Par chance, la projection de mon film, Désir d’une île, organisée par l’institut français sera maintenue
De mon appartement de Bordeaux, je me retrouve au Pioneer Cinéma (Кинотеатр Пионер) pour le débat en zoom devant quelques spectateurs moscovites.

Pendant l’échange, les questions restent évasives, absolument pas politiques en tout cas, rien à voir avec Riga. Je comprends qu’on ne pourra pas aborder tous les sujets. L’ambiance reste néanmoins joyeuse et légère, comme si de rien n’était.

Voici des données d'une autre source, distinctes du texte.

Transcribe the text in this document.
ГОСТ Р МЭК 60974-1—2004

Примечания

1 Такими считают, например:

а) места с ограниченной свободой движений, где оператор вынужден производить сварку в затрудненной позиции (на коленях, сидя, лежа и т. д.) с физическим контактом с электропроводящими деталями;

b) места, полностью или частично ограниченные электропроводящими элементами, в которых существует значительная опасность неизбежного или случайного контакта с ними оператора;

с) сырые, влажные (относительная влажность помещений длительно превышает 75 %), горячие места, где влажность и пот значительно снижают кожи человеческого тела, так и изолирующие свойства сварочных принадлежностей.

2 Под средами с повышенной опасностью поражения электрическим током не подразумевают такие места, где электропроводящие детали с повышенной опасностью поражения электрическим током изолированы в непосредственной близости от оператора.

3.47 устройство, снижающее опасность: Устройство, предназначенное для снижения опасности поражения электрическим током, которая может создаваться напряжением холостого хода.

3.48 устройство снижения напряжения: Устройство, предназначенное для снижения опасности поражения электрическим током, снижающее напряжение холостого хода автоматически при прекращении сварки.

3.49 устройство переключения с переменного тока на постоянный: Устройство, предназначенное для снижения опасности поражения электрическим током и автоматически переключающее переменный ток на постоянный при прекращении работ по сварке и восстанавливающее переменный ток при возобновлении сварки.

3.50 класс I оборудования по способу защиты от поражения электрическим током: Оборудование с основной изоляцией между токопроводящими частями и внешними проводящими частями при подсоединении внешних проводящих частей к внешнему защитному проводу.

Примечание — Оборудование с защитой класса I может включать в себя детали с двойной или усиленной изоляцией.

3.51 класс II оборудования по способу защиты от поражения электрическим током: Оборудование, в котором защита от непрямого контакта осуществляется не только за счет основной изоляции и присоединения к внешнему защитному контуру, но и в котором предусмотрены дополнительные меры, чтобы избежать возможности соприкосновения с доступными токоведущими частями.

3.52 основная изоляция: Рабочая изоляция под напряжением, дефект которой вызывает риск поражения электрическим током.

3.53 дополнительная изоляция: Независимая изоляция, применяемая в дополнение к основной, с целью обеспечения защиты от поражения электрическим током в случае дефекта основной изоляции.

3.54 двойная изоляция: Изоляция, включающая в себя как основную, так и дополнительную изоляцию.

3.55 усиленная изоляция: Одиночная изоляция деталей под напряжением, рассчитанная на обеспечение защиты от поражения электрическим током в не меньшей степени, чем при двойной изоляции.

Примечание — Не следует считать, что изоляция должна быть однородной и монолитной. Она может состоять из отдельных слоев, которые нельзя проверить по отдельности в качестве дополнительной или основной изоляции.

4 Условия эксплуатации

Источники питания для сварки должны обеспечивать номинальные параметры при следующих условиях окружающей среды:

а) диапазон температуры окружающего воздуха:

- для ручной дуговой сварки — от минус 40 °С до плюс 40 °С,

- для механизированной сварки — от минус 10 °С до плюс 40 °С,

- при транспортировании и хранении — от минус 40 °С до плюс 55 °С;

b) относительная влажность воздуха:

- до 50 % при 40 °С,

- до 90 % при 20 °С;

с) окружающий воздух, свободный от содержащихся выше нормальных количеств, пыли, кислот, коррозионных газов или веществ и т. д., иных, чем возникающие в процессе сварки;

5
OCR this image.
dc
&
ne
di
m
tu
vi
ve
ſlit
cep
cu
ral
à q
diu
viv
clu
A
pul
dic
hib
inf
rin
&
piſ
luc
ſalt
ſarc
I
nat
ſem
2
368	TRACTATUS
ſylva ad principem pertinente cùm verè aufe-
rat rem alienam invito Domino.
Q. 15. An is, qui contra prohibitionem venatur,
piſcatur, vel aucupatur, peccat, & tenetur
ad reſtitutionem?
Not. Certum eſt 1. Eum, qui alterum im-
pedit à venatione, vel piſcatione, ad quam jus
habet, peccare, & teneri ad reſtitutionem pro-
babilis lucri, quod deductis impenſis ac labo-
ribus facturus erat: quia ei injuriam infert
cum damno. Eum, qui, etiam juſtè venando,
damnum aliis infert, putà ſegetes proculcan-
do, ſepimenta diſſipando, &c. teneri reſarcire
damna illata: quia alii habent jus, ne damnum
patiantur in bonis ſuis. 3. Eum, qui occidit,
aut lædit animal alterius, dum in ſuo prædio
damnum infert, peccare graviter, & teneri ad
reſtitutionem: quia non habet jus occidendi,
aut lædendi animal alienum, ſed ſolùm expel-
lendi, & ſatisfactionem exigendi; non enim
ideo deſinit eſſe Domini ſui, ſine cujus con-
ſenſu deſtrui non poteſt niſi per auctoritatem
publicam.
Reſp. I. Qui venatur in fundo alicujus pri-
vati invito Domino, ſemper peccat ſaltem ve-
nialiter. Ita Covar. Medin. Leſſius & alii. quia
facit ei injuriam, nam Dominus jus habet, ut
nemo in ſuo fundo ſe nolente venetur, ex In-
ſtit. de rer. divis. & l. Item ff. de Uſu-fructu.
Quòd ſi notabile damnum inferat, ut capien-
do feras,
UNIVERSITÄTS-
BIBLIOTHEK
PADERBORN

Voilà, l’aventure s’est finie ainsi. Et tout ce temps, j’ai eu l’impression d’avoir voyagé en Russie.
Un jour peut-être.

Quelques mois plus tard, je reçois un message sur facebook, le message d’un russe :

« Hello, Laetitia! It’s Nika. I saw ‘Désir d'une île’ in particuliar situation: second day I’m in Riga after escaping from Moscow on two cars with other 3 family members on march 9, 2022, after our flights to TLV were cancelled. I’s been 12 days of war and we packed our suitcases and jumped into our cars, so within 20 hours we were out of the country. We stayed in Riga for several days, waiting for a new flight. We knew that there was ArtDocFest in those days and despite the shock and pretty uncertain future, we decided to go for a feeling of something familiar, as we yearly visited the festival in Moscow. And pretty randomly we were just on time, when your movie started to play. It had really magical input. In those cold, rainy and nervous days the movie with it’s light, calmness, house wood and trees, and how the light lies down on the waves or grass... It’s literally became an ‘island’ of light and hope for me. I still remember the feeling that movie gave then: the glimpse of hope that still there is an ‘island’ for me too, somewhere. (...) “

Laetitia Farkas Aubouy, le 10 mars 2023.